SEARCY, Ark. – An Arkansas law could become the model for the country when it comes to recognizing parents of stillborn children.

On January 31, Senator Tom Cotton reintroduced legislation that, if passed, would provide parents with miscarriages 20 or more weeks into a pregnancy federal tax credits equal to a child tax credit and 12 weeks unpaid leave. Those would apply nationwide for the year the child would have been born.

According to the Centers for Disease Control, each year about 24,000 babies are stillborn in the United States. That includes over 300 in Arkansas. One of those babies was Paisley Havranek who died four years ago on February 6, 2019.

Heather Havranek is the mother of Paisley and gave her first on-camera interview about Paisley Friday.

“We all picked out a name together, got the nursery together, and not one second do you think, ‘Oh maybe I should put some money back in case I have to plan a funeral,” Havranek admitted.

She was 39 weeks pregnant, and on the day between her last check-up and when she was to be inducted, Havranek realized she no longer felt Paisley moving.

Going into the hospital early, she quickly realized something was not right. A doctor told her Paisley was stillborn due to amniotic band syndrome where an inner layer of tissue wrapped around Paisley’s umbilical cord. After her delivery, there was no help from the state or federal government.

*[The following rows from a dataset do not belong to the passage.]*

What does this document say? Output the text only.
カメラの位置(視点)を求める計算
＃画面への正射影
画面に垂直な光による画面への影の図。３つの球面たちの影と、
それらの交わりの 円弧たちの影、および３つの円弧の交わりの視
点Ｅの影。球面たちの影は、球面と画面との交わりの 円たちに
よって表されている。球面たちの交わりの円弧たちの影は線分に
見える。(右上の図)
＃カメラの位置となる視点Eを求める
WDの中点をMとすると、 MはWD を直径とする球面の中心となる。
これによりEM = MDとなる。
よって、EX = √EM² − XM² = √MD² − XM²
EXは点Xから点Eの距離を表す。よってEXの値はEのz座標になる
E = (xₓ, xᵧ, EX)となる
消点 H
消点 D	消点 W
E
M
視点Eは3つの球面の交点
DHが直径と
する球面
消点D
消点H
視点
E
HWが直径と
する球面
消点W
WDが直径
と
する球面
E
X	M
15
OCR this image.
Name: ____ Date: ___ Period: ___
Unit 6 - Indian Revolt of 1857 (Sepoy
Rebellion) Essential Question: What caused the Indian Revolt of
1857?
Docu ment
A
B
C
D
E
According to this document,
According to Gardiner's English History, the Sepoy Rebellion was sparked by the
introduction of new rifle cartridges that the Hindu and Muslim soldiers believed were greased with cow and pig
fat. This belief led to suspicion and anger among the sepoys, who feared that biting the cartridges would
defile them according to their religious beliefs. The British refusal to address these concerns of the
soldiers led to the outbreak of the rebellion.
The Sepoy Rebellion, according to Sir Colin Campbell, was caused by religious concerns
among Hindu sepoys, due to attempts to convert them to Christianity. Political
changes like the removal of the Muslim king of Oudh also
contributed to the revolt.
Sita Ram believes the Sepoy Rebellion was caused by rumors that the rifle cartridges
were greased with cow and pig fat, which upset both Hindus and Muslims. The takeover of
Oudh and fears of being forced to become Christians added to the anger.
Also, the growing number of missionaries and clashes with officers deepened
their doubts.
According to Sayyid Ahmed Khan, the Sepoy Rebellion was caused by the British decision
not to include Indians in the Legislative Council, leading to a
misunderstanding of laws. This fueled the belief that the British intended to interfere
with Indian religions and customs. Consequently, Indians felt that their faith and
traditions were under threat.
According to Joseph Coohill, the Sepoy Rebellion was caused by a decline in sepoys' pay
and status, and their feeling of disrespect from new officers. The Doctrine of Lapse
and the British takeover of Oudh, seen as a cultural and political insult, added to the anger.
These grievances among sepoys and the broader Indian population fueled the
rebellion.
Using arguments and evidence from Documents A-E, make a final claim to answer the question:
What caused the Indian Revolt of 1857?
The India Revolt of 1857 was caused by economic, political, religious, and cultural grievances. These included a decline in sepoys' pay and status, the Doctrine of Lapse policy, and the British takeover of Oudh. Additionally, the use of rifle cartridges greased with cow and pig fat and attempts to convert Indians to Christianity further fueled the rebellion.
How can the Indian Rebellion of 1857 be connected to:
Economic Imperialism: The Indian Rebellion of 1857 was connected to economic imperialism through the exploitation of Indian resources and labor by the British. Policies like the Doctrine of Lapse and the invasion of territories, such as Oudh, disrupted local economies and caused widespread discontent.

“One day before she died, she was a perfect, fully formed, beautiful little girl, but she’s not recognized as a dependent at that point,”  Les Eaves (R), Arkansas state representative for District 58 explained.

Eaves is Paisley’s granddad. To help future parents he introduced Paisley’s law in 2021. It gives parents a $500 tax credit if their baby dies in the womb at or after the 20th week of pregnancy.  It passed unanimously in both houses.

Thursday, Eaves filed a second bill that would increase Arkansas tax credit to $1500. Senator Tom Cotton introduced a bill to mirror Paisley’s on the federal level in 2021, but it didn’t make any movement. On the last day of January, he reintroduced it with more sponsors from over half a dozen states

“Should Senator Cotton’s bill become law, that’s a huge deal. I’m actually surprised it hasn’t become law in the past. It seems like such a common sense thing to do,” Eaves said.

If the federal bill passes, Arkansas parents would receive benefits in both their state and federal taxes.

“It does make me proud to be her mom,” Havranek said. “She’s leaving a legacy that’s meaningful.”

When Cotton’s office was asked what prevented him from passing his act the first time he introduced it in late 2021, a spokesman said it is a matter of building up support and gaining more sponsors for the bill.